Nel 1993, mentre i lavori procedevano senza grossi imprevisti, MicroProse venne acquisita dall’azienda americana Spectrum Holobyte. I nuovi esecutivi si dichiararono decisamente insoddisfatti dell’opera in corso di Mythos Games e ne ordinarono la chiusura. Peter Moreland ignorò tuttavia l’ordine di cancellazione a patto di anticipare l’uscita del titolo. Nel marzo del 1994, dopo un periodo di estenuante crunch time (dodici ore al giorno, sette giorni su sette), il primo gioco X-Com venne finalmente pubblicato con il titolo ufficiale UFO: Enemy Unknown. Il gioco in realtà era già uscito alcuni mesi prima nel mercato nordamericano con il titolo X-Com: Ufo Defense, una probabile mossa di marketing per accaparrarsi, per assonanza, l’attenzione dei numerosi fan dell’agenzia di Mulder e Scully.
La versione PC venne accolta con entusiasmo dalla stampa internazionale che la premiò con voti stellari, guadagnandosi il meritato titolo di instant classic. Nonostante all’epoca il genere strategico fosse dominato, e in parte saturato, dai giochi di Westwood Studios, Bullfrog, Maxis, Psygnosis e l’emergente Blizzard, UFO: Enemy Unknown riusci a ritagliarsi la sua vasta fetta di ammiratori: poco pubblicizzato e realizzato da un team per lo più sconosciuto dai giocatori PC e amighisti, arrivò a vendere quasi mezzo milione di copie.
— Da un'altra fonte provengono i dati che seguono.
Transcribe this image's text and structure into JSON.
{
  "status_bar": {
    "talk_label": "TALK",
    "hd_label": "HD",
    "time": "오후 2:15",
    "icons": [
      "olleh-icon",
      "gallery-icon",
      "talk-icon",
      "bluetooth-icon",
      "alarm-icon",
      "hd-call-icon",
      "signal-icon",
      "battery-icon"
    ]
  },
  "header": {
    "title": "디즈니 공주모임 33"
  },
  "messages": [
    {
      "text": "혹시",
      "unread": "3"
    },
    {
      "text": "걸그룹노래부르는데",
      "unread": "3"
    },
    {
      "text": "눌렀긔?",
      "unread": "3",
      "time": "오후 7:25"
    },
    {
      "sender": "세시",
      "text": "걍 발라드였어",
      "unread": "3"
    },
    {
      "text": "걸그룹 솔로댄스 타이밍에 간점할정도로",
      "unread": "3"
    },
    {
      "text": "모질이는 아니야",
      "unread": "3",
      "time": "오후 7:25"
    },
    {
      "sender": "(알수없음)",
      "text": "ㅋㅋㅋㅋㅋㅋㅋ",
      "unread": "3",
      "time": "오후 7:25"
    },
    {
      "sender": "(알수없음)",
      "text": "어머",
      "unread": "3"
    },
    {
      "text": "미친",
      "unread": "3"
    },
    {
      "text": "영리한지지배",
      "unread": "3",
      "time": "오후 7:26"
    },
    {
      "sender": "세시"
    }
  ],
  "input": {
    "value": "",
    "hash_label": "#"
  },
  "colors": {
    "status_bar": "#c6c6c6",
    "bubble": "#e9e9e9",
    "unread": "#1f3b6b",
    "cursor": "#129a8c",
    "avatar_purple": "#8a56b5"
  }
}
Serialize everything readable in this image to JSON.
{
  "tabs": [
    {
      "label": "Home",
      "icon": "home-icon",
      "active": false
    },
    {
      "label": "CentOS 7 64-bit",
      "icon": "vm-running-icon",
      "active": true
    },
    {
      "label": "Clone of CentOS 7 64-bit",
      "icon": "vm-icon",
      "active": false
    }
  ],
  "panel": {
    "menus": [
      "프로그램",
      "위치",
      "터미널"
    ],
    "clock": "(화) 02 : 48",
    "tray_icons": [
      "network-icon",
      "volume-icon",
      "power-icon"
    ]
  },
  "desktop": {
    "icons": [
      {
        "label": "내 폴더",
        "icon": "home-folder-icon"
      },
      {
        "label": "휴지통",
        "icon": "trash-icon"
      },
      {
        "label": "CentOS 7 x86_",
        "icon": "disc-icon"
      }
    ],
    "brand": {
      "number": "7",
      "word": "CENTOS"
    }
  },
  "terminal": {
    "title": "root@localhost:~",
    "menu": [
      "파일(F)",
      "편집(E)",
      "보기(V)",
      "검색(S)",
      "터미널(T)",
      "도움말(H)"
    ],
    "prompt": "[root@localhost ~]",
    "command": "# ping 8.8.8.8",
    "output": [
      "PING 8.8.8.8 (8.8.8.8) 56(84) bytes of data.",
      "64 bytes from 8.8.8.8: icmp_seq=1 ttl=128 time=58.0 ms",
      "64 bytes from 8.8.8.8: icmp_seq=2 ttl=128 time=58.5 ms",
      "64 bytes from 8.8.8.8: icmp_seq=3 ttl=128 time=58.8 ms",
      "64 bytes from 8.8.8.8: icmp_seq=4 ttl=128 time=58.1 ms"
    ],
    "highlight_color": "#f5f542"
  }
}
Dal mio punto di vista e se la memoria non m’inganna, in Italia certi riconoscimenti tardarono ad arrivare. Durante i mesi antecedenti alla sua uscita, in fase di anteprima, X-Com veniva trattato con minor interesse rispetto ad altri classici del passato e, nel suo mese di lancio, nessuna delle principali riviste del settore lo scelse come titolo di copertina. Non è da escludere che la causa sia in parte dovuta anche alla scarsa campagna pubblicitaria da parte di MicroProse.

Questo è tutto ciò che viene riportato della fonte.